Whitney Perkins has had the interesting idea of examining the Caribbean interventions of the United States through study of four selected countries (Cuba, Nicaragua, Haiti, the Dominican Republic), and analysis of them across four consecutive stages: the establishment of a United States commitment, the period of Yankee control, the ultimate disengagement, and subsequent United States relations, including reengagement in the Dominican Republic and aborted reengagement in Cuba. The common framework facilitates comparisons and suggests general trends without being overly repetitious.
This organizational structure is coupled with an interpretive one. United States imperialism, Perkins argues, was distinguished by the contradiction between its capacity to control and its avowed commitment to liberate. This contradiction did not reflect mere hypocrisy, but a genuine dilemma of North American policy, a theme that Perkins earlier explored in Denial of Empire: The United States and Its Dependencies (1962). Furthermore, it is an essentially political question, insists the author, who is a political science professor at Brown University: “Explanatory efforts which are content to expound the consequences of structure or economic interest neglect the realm of contingency and adaptation in which politics functions. To attribute that which is produced by political interaction to a systemic quality … is to impute cause to condition, with politics little more than an ephemeral fizz in a rigid conceptual container” (p. x).

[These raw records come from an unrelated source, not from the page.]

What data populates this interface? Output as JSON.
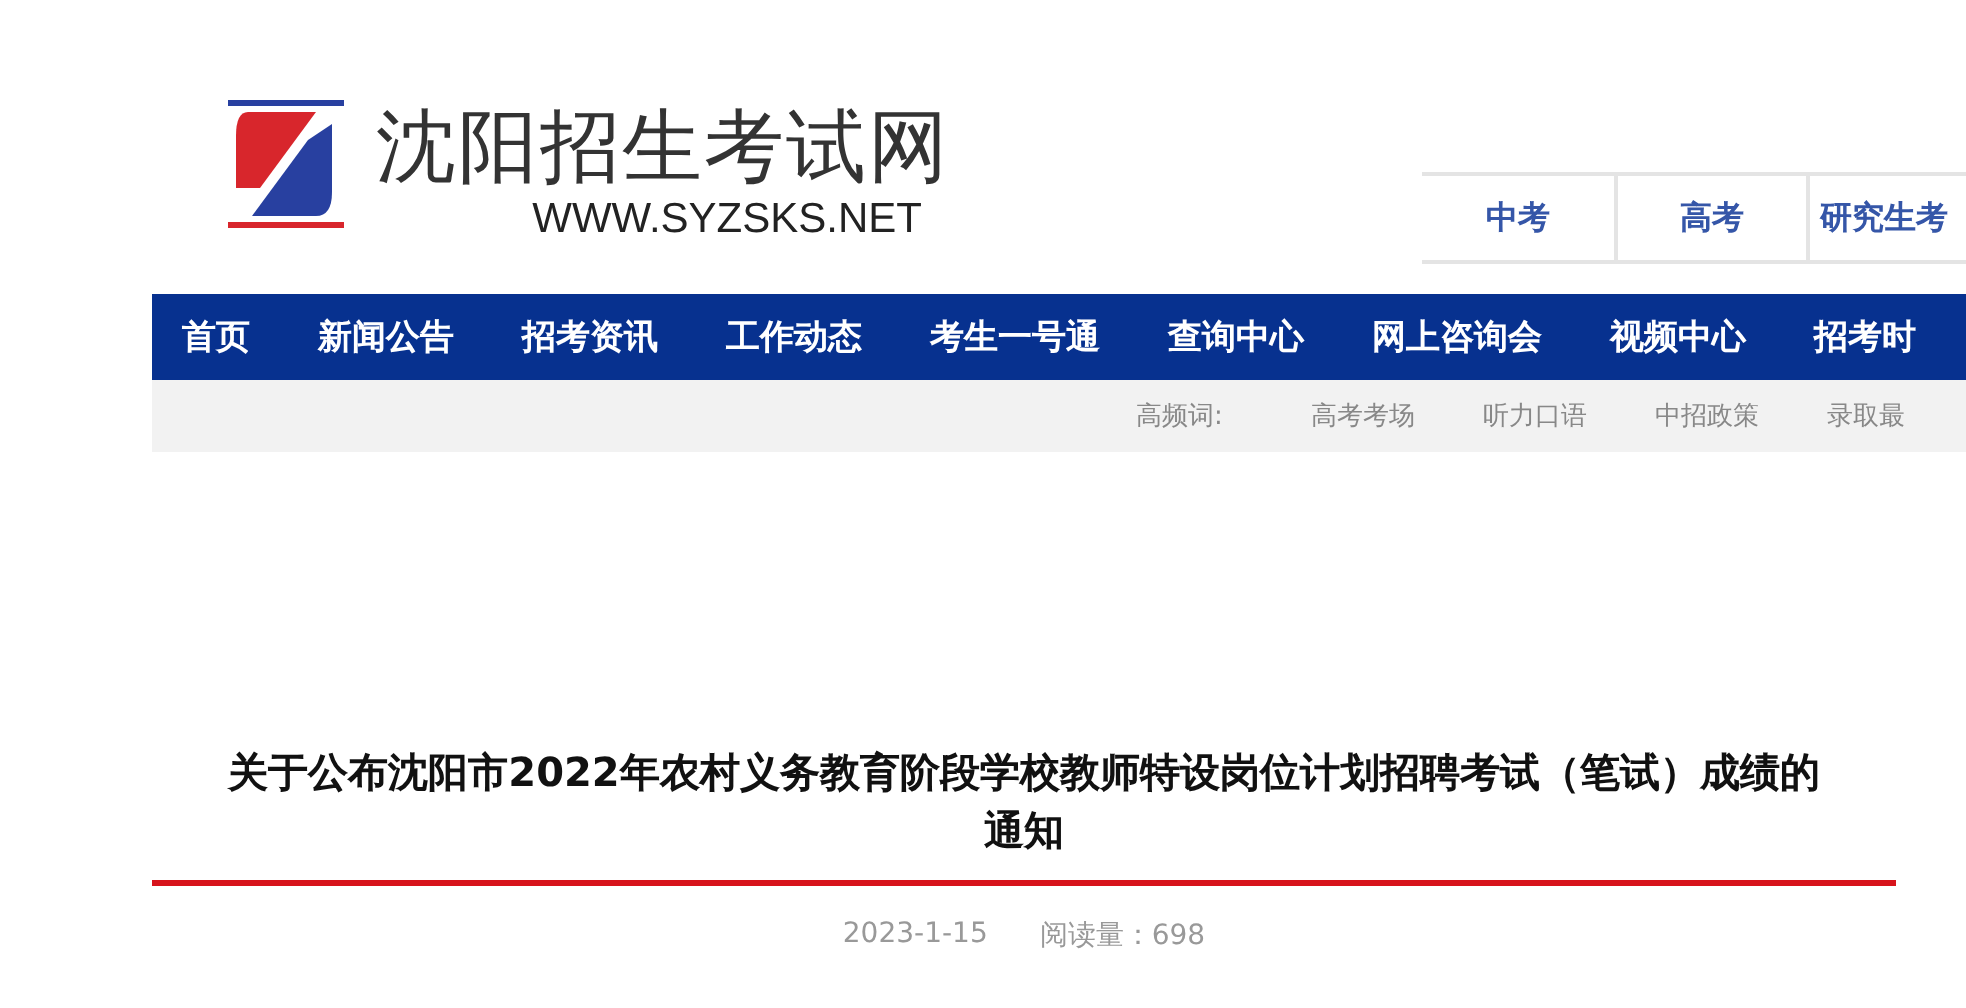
{
  "logo": {
    "name": "沈阳招生考试网",
    "url": "WWW.SYZSKS.NET"
  },
  "top_tabs": [
    "中考",
    "高考",
    "研究生考"
  ],
  "nav": [
    "首页",
    "新闻公告",
    "招考资讯",
    "工作动态",
    "考生一号通",
    "查询中心",
    "网上咨询会",
    "视频中心",
    "招考时"
  ],
  "hot_words": {
    "label": "高频词:",
    "items": [
      "高考考场",
      "听力口语",
      "中招政策",
      "录取最"
    ]
  },
  "article": {
    "title": "关于公布沈阳市2022年农村义务教育阶段学校教师特设岗位计划招聘考试（笔试）成绩的通知",
    "date": "2023-1-15",
    "views": "阅读量：698"
  }
}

It is no surprise, therefore, that most of the book consists of rather bare-bones political narratives. Overall, the author’s research is thorough and his grasp solid. His chapters are informative, though rarely path-breaking, and his prose clear and straightforward. One feels, however, the lack of local setting and background, as well as a sense of the larger political currents in the United States. To get full use of this workmanlike study, the reader must possess in advance a fair general knowledge of its subject. It is nevertheless well worth reading, if only for its occasional conclusions. Some examples: United States interventions were never meant to be permanent, and in fact tended to last longer than originally contemplated; their endings really need less explanation than their duration. Also, “contrary to current myth, there never was a time when the United States could blithely work its will in countries that it could dominate in military and economic terms. The politics of domination was always complex and frustrating” (p. xiv). Nor did Washington intend the rise of the ruthless dictatorships that so often followed on the heels of North American withdrawal; these constituted a failure of its policy, which resulted from attempting the unattainable, the transplant of orderly self-government by forcible imposition. If by no means new, these ideas draw fresh life from Perkins’s exposition.
Unfortunately, there is no general concluding chapter to draw parallels and sum up large themes, and the reader is left with a sense of incompleteness. Within its limits, however, Constraint of Empire is a stimulating study of foreign-policy formation, well grounded in scholarship and free of social-science jargon.